I took a walk in the woods recently with my sister and five-year-old niece. My niece was trying to climb onto a log and looked back at her mom for encouragement. My sister responded by reminding my niece that she was okay, that she could do hard things when she tried. As my niece clambered onto the log, my sister and I confided to each other that we both need to take that advice more often. We talked about our desire to be good at something and how we’d like to start our learning curve at the top, avoiding the failures that almost inevitably accompany the learning of a new skill.
I’ve been knitting for about thirteen years now, and I still remember the first sock I made. It was awful. So awful that I didn’t bother to make a second one and threw the needles down in frustration, anger and disgust. My husband just looked at me and calmly said, “It was your first sock – did you think it would be perfect?” I wanted to knit beautiful things for myself and for my family, but I didn’t understand that being bad at knitting was a necessary first step to getting good at it. I also didn’t understand that not being good at knitting wasn’t a personal short-coming or failure, but simply an indication that I hadn’t practiced.
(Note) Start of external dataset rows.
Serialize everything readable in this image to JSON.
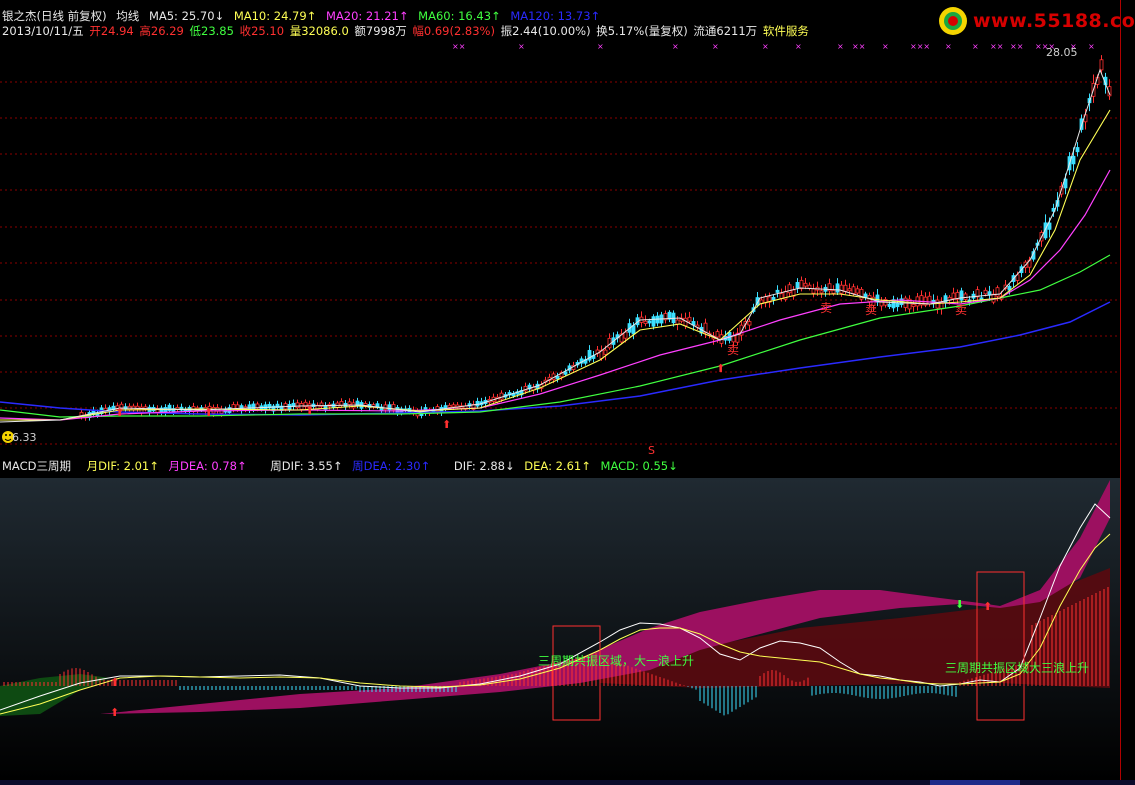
{
  "header": {
    "stock_name": "银之杰(日线 前复权)",
    "indicator_label": "均线",
    "ma5": "MA5: 25.70↓",
    "ma10": "MA10: 24.79↑",
    "ma20": "MA20: 21.21↑",
    "ma60": "MA60: 16.43↑",
    "ma120": "MA120: 13.73↑"
  },
  "quote": {
    "date": "2013/10/11/五",
    "open": "开24.94",
    "high": "高26.29",
    "low": "低23.85",
    "close": "收25.10",
    "volume": "量32086.0",
    "amount": "额7998万",
    "change": "幅0.69(2.83%)",
    "amplitude": "振2.44(10.00%)",
    "turnover": "换5.17%(量复权)",
    "float_shares": "流通6211万",
    "software": "软件服务"
  },
  "logo": {
    "text": "www.55188.com"
  },
  "price_axis": {
    "max_label": "28.05",
    "min_label": "6.33"
  },
  "signals": {
    "sell_label": "卖",
    "s_label": "S"
  },
  "macd_header": {
    "title": "MACD三周期",
    "month_dif": "月DIF: 2.01↑",
    "month_dea": "月DEA: 0.78↑",
    "week_dif": "周DIF: 3.55↑",
    "week_dea": "周DEA: 2.30↑",
    "dif": "DIF: 2.88↓",
    "dea": "DEA: 2.61↑",
    "macd": "MACD: 0.55↓"
  },
  "annotations": {
    "zone1": "三周期共振区域，大一浪上升",
    "zone2": "三周期共振区域大三浪上升"
  },
  "colors": {
    "up": "#ff3030",
    "down": "#3ce0ff",
    "ma5": "#e8e8e8",
    "ma10": "#ffff55",
    "ma20": "#ff40ff",
    "ma60": "#40ff40",
    "ma120": "#2a2aff",
    "grid": "#8a0000"
  }
}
What do you want to be good at? What are you practicing?
If I want to get better at knitting, I need to knit. If I practice knitting, I’ll get good at it. If I’m practicing getting frustrated and seeing myself as a failure, I’ll get good at that.
We can ask ourselves these questions about pretty much everything in life. The answers can be quite simple when it comes to skills like cooking, knitting, or learning a new exercise or movement.
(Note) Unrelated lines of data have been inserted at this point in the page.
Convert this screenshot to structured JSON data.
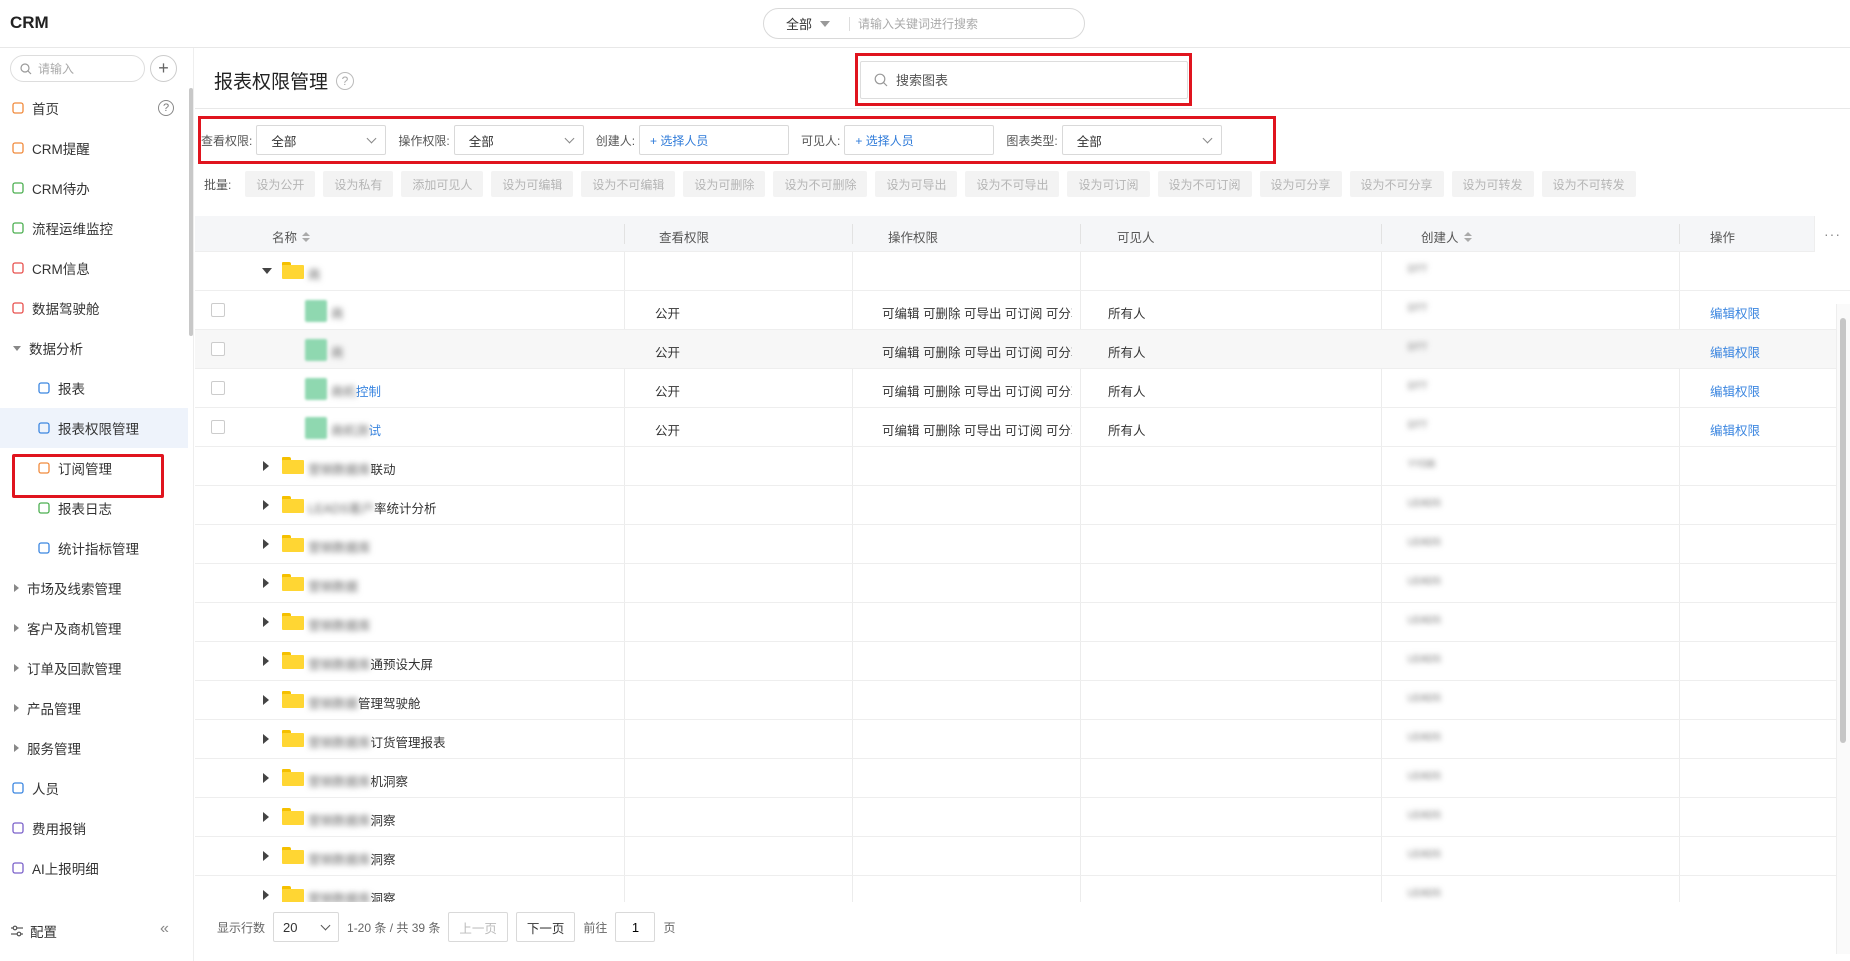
{
  "app": {
    "title": "CRM"
  },
  "global_search": {
    "scope": "全部",
    "placeholder": "请输入关键词进行搜索"
  },
  "sidebar": {
    "search_placeholder": "请输入",
    "items": [
      {
        "label": "首页",
        "icon": "home-icon",
        "color": "#f08a3c"
      },
      {
        "label": "CRM提醒",
        "icon": "bell-icon",
        "color": "#f08a3c"
      },
      {
        "label": "CRM待办",
        "icon": "check-circle-icon",
        "color": "#4caf50"
      },
      {
        "label": "流程运维监控",
        "icon": "flow-icon",
        "color": "#4caf50"
      },
      {
        "label": "CRM信息",
        "icon": "clock-icon",
        "color": "#e8504d"
      },
      {
        "label": "数据驾驶舱",
        "icon": "dashboard-icon",
        "color": "#e8504d"
      },
      {
        "label": "数据分析",
        "icon": "",
        "color": ""
      },
      {
        "label": "报表",
        "icon": "report-icon",
        "color": "#3b86e0"
      },
      {
        "label": "报表权限管理",
        "icon": "report-permission-icon",
        "color": "#3b86e0"
      },
      {
        "label": "订阅管理",
        "icon": "subscribe-icon",
        "color": "#f08a3c"
      },
      {
        "label": "报表日志",
        "icon": "log-icon",
        "color": "#4caf50"
      },
      {
        "label": "统计指标管理",
        "icon": "metrics-icon",
        "color": "#3b86e0"
      },
      {
        "label": "市场及线索管理",
        "icon": "",
        "color": ""
      },
      {
        "label": "客户及商机管理",
        "icon": "",
        "color": ""
      },
      {
        "label": "订单及回款管理",
        "icon": "",
        "color": ""
      },
      {
        "label": "产品管理",
        "icon": "",
        "color": ""
      },
      {
        "label": "服务管理",
        "icon": "",
        "color": ""
      },
      {
        "label": "人员",
        "icon": "people-icon",
        "color": "#3b86e0"
      },
      {
        "label": "费用报销",
        "icon": "flag-icon",
        "color": "#7b61c9"
      },
      {
        "label": "AI上报明细",
        "icon": "flag-icon",
        "color": "#7b61c9"
      }
    ],
    "config_label": "配置"
  },
  "page": {
    "title": "报表权限管理",
    "chart_search_placeholder": "搜索图表"
  },
  "filters": {
    "view_label": "查看权限:",
    "view_value": "全部",
    "op_label": "操作权限:",
    "op_value": "全部",
    "creator_label": "创建人:",
    "creator_value": "+ 选择人员",
    "visible_label": "可见人:",
    "visible_value": "+ 选择人员",
    "type_label": "图表类型:",
    "type_value": "全部"
  },
  "batch": {
    "label": "批量:",
    "buttons": [
      "设为公开",
      "设为私有",
      "添加可见人",
      "设为可编辑",
      "设为不可编辑",
      "设为可删除",
      "设为不可删除",
      "设为可导出",
      "设为不可导出",
      "设为可订阅",
      "设为不可订阅",
      "设为可分享",
      "设为不可分享",
      "设为可转发",
      "设为不可转发"
    ]
  },
  "table": {
    "headers": {
      "name": "名称",
      "view": "查看权限",
      "op": "操作权限",
      "visible": "可见人",
      "creator": "创建人",
      "action": "操作"
    },
    "rows": [
      {
        "type": "folder",
        "expanded": true,
        "name_blur": "商",
        "name": "",
        "creator": "DTT"
      },
      {
        "type": "report",
        "name_blur": "商",
        "name": "",
        "view": "公开",
        "op": "可编辑 可删除 可导出 可订阅 可分享",
        "visible": "所有人",
        "creator": "DTT",
        "action": "编辑权限"
      },
      {
        "type": "report",
        "name_blur": "商",
        "name": "",
        "view": "公开",
        "op": "可编辑 可删除 可导出 可订阅 可分享",
        "visible": "所有人",
        "creator": "DTT",
        "action": "编辑权限"
      },
      {
        "type": "report",
        "name_blur": "商机",
        "name": "控制",
        "view": "公开",
        "op": "可编辑 可删除 可导出 可订阅 可分享",
        "visible": "所有人",
        "creator": "DTT",
        "action": "编辑权限"
      },
      {
        "type": "report",
        "name_blur": "商机测",
        "name": "试",
        "view": "公开",
        "op": "可编辑 可删除 可导出 可订阅 可分享",
        "visible": "所有人",
        "creator": "DTT",
        "action": "编辑权限"
      },
      {
        "type": "folder",
        "expanded": false,
        "name_blur": "营销数据库",
        "name": "联动",
        "creator": "YYDB"
      },
      {
        "type": "folder",
        "expanded": false,
        "name_blur": "LEADS客户",
        "name": "率统计分析",
        "creator": "LEADS"
      },
      {
        "type": "folder",
        "expanded": false,
        "name_blur": "营销数据库",
        "name": "",
        "creator": "LEADS"
      },
      {
        "type": "folder",
        "expanded": false,
        "name_blur": "营销数据",
        "name": "",
        "creator": "LEADS"
      },
      {
        "type": "folder",
        "expanded": false,
        "name_blur": "营销数据库",
        "name": "",
        "creator": "LEADS"
      },
      {
        "type": "folder",
        "expanded": false,
        "name_blur": "营销数据库",
        "name": "通预设大屏",
        "creator": "LEADS"
      },
      {
        "type": "folder",
        "expanded": false,
        "name_blur": "营销数据",
        "name": "管理驾驶舱",
        "creator": "LEADS"
      },
      {
        "type": "folder",
        "expanded": false,
        "name_blur": "营销数据库",
        "name": "订货管理报表",
        "creator": "LEADS"
      },
      {
        "type": "folder",
        "expanded": false,
        "name_blur": "营销数据库",
        "name": "机洞察",
        "creator": "LEADS"
      },
      {
        "type": "folder",
        "expanded": false,
        "name_blur": "营销数据库",
        "name": "洞察",
        "creator": "LEADS"
      },
      {
        "type": "folder",
        "expanded": false,
        "name_blur": "营销数据库",
        "name": "洞察",
        "creator": "LEADS"
      },
      {
        "type": "folder",
        "expanded": false,
        "name_blur": "营销数据库",
        "name": "洞察",
        "creator": "LEADS"
      }
    ]
  },
  "pager": {
    "rows_label": "显示行数",
    "rows_value": "20",
    "range": "1-20 条 / 共 39 条",
    "prev": "上一页",
    "next": "下一页",
    "goto_label": "前往",
    "page_value": "1",
    "page_unit": "页"
  }
}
The process gets a bit more interesting and complex when it comes to the skills needed to be in relationship with others and with ourselves. Listening is a good skill to look at a bit more closely.
I feel hurt and disrespected when I am not heard; and I wonder why do I even bother talking to people who are unwilling or unable to listen to me? I like to think I’m a good listener, but I have to admit that there are many times when I get distracted and tune out or stop listening as I formulate what I’m about to say. As I practice and improve my listening skills, I can communicate more effectively in my relationships.
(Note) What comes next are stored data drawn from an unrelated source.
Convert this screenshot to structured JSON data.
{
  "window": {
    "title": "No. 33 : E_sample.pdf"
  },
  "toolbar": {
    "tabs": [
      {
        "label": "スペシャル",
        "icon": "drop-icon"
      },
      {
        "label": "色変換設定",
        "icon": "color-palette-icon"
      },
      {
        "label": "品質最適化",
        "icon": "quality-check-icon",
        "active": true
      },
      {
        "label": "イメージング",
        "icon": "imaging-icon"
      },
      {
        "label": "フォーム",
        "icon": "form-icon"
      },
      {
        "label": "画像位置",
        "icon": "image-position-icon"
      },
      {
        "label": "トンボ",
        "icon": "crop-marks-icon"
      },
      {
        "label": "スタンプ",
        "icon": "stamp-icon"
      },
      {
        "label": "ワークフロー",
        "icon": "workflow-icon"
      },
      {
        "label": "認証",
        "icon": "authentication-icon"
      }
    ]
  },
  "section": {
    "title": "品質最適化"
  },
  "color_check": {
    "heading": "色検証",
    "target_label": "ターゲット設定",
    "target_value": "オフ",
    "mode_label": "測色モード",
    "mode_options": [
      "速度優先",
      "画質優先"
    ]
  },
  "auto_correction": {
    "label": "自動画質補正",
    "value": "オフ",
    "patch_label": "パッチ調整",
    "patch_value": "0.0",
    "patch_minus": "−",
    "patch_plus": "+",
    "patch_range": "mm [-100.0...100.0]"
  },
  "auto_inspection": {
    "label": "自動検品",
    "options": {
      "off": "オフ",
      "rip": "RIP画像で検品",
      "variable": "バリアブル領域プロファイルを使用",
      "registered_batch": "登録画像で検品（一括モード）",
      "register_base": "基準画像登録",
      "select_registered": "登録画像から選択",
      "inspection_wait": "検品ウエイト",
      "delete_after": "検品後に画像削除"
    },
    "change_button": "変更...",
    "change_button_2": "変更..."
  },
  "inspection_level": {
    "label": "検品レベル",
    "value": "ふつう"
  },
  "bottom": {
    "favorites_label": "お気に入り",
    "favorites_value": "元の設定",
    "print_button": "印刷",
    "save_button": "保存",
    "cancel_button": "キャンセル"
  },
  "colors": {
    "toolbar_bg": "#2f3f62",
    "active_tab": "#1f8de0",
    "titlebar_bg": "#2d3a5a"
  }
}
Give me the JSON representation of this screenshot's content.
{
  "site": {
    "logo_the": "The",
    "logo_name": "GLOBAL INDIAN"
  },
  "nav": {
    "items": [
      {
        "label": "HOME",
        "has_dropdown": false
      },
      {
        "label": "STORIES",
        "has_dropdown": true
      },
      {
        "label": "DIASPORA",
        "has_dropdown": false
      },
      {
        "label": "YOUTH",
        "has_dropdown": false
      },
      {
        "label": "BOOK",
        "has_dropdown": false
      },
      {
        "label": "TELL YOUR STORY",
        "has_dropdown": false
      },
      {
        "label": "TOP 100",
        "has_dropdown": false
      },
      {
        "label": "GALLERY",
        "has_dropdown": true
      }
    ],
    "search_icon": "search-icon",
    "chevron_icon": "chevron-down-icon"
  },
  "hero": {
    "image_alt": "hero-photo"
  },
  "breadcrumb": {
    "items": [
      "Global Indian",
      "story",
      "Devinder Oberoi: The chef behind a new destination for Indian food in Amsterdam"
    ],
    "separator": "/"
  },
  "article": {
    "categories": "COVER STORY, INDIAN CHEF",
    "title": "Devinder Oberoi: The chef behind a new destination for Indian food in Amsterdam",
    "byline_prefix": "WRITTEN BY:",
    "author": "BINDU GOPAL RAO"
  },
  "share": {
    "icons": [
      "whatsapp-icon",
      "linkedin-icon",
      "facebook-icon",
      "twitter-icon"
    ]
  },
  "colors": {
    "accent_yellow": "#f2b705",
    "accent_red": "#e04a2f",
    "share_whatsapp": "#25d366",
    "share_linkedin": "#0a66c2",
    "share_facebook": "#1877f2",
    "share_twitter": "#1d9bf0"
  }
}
We’ve all heard or said the phrase “listen to your body” at some point in our lives, and most of us agree that it’s good advice. But what does it mean to listen to your body? It means becoming aware of sensations on an increasingly subtle level and making choices based on what you’re feeling. It means being willing and able to feel what is really being said, not just what you want to hear. As you practice this deep listening, you’ll get better at interpreting the messages you’re receiving, your choices will be more accurate, and you’ll spend less time in pain and more time enjoying life. And don’t forget that this is a process, and that we often learn more from our mistakes than from what we get right.
Luckily, we are always changing, and life throws us lots of curve balls, so we have the opportunity to practice this listening for the rest of our lives. There will always be something new to deal with, something new to learn, another opportunity to care for ourselves. And when it feels like you’ve hit a wall, ask yourself these questions:
What do I want to get better at? What am I practicing?